Photo: Regina with Roman and Lilka
            “The Neumark family, who owned a bicycle store in Bedzin,
             pose in the park in 1939, just a few weeks before the war."
                         Ann Weiss, The Last Album: Eyes from the Ashes of Auschwitz-Birkenau
 
Isn’t it strange that the trees behind me only become real when I look at them?
And, that what happens in the trees happens only when I turn around to see them—  
that a leaf skeleton, a pepper moth, the nest of a wood ant
exists in this world, rather than in another?
That the universe is split into two, and that I live in only one part of it.
 
When I talk like this, my husband listens.
When I tell him I worry about what happens when I’m not looking, 
he says, things that you don’t worry about are the things that happen, 
which makes me think that I should worry about everything.
The bicycle shop, my daughter, the possibility of war.
 
When I smile for the picture, I hold my daughter’s hand.

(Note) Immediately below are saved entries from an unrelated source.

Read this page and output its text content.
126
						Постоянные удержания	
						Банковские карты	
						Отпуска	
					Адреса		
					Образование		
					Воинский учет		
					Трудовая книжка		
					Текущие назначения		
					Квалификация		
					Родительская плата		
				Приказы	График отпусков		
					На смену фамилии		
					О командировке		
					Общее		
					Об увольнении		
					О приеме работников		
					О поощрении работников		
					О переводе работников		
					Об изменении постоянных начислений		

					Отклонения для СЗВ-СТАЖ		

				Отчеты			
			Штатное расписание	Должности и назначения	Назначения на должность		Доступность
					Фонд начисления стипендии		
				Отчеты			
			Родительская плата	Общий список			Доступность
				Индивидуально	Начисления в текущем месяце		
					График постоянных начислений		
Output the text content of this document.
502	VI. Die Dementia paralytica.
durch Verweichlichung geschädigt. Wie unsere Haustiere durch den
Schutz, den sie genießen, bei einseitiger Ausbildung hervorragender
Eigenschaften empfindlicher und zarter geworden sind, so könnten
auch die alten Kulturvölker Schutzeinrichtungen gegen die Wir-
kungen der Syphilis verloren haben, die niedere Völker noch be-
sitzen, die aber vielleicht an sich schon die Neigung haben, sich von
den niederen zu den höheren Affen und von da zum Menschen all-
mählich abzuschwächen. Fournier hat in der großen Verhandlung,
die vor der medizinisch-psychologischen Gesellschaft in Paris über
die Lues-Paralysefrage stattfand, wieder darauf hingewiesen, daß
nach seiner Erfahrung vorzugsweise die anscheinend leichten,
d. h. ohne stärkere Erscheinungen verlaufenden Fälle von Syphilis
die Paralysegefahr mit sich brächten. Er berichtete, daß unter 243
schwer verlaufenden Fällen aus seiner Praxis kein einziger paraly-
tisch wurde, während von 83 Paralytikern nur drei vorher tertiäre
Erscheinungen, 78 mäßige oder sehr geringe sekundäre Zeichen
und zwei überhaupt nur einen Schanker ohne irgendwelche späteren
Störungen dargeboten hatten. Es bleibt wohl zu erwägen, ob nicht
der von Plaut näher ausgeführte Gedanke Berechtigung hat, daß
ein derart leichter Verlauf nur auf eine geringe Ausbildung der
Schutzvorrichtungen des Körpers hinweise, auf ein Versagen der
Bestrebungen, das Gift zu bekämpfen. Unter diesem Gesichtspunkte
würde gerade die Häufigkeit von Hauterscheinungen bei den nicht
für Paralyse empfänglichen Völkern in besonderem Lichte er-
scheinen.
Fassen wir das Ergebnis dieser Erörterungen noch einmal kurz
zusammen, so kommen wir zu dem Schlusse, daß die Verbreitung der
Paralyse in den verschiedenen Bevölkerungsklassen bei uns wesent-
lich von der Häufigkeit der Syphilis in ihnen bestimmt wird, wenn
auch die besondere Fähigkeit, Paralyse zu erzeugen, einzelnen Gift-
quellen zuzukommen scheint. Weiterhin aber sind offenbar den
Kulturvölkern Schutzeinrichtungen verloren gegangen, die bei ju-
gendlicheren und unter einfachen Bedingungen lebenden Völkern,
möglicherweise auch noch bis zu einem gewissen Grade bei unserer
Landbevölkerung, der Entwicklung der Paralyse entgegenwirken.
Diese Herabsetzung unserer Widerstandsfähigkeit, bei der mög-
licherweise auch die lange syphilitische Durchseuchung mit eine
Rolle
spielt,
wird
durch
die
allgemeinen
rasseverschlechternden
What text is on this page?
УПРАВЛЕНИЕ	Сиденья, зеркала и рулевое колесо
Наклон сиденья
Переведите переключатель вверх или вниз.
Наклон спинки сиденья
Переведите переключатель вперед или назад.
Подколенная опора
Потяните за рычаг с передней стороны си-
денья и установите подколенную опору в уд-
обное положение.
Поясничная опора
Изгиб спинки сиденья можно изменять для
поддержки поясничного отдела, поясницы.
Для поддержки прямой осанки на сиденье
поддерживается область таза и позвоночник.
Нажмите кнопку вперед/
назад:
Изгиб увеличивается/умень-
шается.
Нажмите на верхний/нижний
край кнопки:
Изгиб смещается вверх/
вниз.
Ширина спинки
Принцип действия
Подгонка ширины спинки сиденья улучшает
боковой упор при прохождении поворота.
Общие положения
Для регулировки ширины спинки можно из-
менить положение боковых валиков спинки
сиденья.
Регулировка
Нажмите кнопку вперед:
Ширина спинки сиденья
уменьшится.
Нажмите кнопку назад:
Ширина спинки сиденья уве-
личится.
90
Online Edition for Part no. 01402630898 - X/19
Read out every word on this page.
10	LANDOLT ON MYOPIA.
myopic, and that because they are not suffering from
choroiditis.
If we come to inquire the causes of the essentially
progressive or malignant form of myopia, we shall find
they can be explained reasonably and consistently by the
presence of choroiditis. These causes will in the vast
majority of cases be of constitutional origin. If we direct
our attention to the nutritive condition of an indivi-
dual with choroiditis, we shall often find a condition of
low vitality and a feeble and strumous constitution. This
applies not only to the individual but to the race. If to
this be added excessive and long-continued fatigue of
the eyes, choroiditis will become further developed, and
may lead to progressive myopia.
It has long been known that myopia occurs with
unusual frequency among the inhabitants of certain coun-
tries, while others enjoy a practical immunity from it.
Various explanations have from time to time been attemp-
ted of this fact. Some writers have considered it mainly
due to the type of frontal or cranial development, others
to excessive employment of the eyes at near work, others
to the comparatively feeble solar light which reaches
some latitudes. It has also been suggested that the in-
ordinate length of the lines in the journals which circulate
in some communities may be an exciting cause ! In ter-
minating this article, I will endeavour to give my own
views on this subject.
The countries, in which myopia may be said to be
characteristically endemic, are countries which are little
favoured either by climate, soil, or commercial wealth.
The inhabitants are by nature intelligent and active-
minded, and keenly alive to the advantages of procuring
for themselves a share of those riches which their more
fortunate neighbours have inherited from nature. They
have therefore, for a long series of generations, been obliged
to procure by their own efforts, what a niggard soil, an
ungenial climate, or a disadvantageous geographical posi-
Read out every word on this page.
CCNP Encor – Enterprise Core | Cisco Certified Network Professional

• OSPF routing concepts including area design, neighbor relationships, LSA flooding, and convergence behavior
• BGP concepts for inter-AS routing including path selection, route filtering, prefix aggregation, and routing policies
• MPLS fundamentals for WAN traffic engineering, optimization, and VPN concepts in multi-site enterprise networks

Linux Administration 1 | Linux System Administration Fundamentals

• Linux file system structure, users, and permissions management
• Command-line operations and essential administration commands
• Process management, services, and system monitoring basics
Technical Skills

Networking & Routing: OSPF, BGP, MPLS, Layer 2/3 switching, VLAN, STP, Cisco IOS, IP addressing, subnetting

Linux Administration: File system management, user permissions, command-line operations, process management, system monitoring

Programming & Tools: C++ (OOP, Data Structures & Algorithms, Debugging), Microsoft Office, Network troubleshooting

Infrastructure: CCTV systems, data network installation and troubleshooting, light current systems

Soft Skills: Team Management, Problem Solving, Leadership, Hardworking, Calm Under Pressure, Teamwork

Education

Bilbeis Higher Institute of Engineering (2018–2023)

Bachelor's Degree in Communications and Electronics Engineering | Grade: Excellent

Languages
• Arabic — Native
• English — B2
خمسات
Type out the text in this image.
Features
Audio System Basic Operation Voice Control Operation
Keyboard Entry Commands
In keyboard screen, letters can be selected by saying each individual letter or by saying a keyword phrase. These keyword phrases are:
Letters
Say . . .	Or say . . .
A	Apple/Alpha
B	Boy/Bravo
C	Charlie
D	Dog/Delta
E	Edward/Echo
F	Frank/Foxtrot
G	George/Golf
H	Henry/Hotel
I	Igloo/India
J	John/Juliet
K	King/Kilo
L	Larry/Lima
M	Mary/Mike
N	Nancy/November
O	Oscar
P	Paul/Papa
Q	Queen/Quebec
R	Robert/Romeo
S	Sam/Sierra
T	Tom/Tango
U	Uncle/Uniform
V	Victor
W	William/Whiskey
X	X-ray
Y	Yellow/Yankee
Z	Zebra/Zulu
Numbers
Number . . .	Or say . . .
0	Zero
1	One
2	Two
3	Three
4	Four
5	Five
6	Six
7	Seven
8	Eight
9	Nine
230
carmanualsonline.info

I feel her weight lean into me.
I try not to think about what’s happening behind me,
that I don’t need to know everything that exists simultaneously.
I could go mad if I don’t stop.
 
Everything is next door to each other, but there is no way to communicate. 
There are so many choices happening at the same time.
But I’ll stop now.
There is a decaying world among the leaf litter, but I won’t look.
I won’t think about what hides.
The ground beetles, the centipedes, what remains of the tree.